CMS released several regulations this past week
- The 2023 MA and PD final rule was released. While it made lots of updates to a particular interest, all forms of cost sharing will now accumulate towards the MA maximum out of pocket.
- CMS also released the HHS Notice of Benefit and Payment Parameters for 2023. The key difference relative to the proposed rule is that HHS did not finalize a proposed change to the ACA risk adjustment model (two-step model). The result is that HHS did not publish the final 2023 risk adjustment coefficients, which would be released at a later date.
- HHS Secretary announced that the long awaited regulation restricting short-term duration plans is slated for later this summer.
The Federal Reserve increased interest rates by 0.5%, it’s the first time in 22 years the Federal Reserve has increased interest rates by this amount.

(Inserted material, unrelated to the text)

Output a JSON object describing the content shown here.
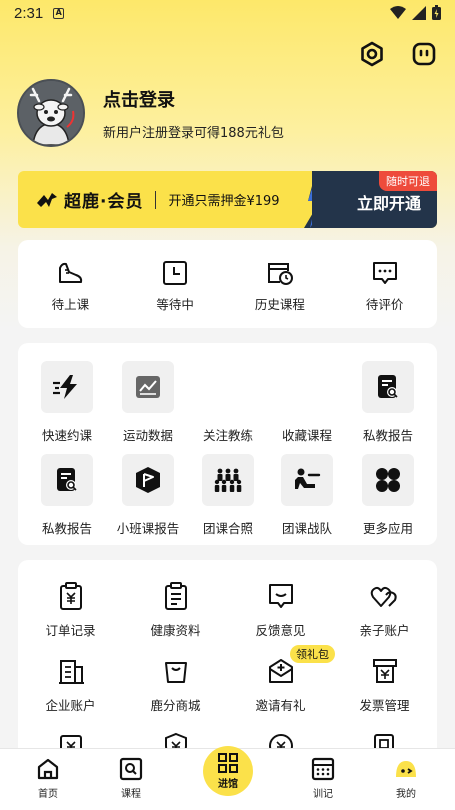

The Federal Reserve intends to continue increasing interest rates in an attempt to bring down inflation by reducing demand. Historically, this is a difficult thing to accomplish without triggering a recession.
Covid related deaths reached one million Americans this week. The FDA announced hearings for June as to what type of booster is appropriate for Covid this fall. New subvariants of Omicron are showing signs of immune escape, which some have argued necessitate a reformulated Covid vaccine. Given the lack of funds, Moderna is preparing to price the Covid booster at Commercial rates (higher than the current costs).
Research You Can Use
- Ludomirsky et al conducted analysis on Medicaid MCO networks found that care was highly concentrated in a few physicians. For example, 25 percent of primary care physicians in reported networks accounted for 86% of the care.